Behar ’77 Writes New Memoir
Storyteller and cultural anthropologist Ruth Behar ’77 is the author of Traveling Heavy: A Memoir Between Journeys (Duke University Press), in which she recounts her life as an immigrant child and later, as an adult woman who loves to travel but is terrified of boarding a plane. Behar shares moving stories about her Yiddish-Sephardic-Cuban-American family, as well as the kind strangers she meets on her travels. The author refers to herself an anthropologist who specializes in homesickness and repeatedly returning to her homeland of Cuba. She asks the question why we leave home to find home.
Kirkus Reviews writes: “A heartfelt witness to the changing political and emotional landscape of the Cuban-American experience.”

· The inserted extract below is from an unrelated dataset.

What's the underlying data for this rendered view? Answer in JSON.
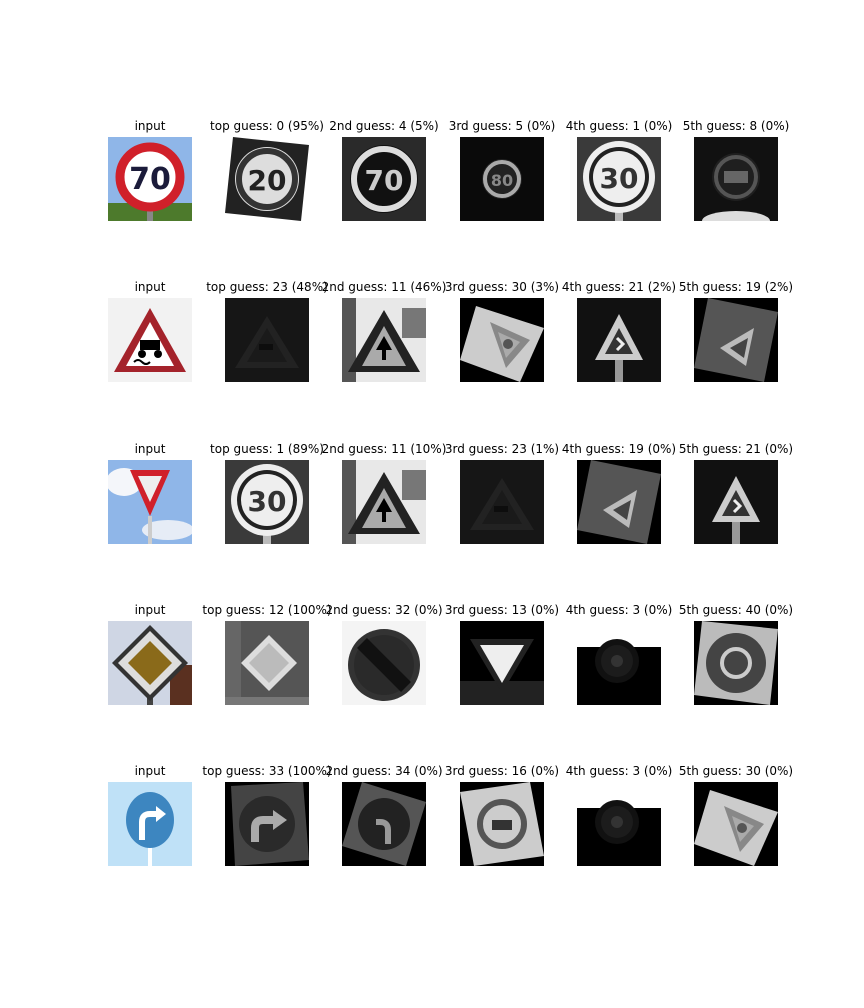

Behar is the Victor Haim Perera Collegiate Professor of Anthropology at the University of Michigan. She is the author of many books, including An Island Called Home: Returning to Jewish Cuba; The Vulnerable Observer: Anthropology That Breaks Your Heart; and Translated Woman: Crossing the Border with Esperanza’s Story, a New York Times Notable Book of the Year. Behar also is a poet, a fiction writer, and a documentary filmmaker. She wrote, directed, and produced Adio Kerida (Goodbye Dear Love), a film that has been shown at film festivals around the world. She has received many prizes, including a MacArthur “Genius” Award.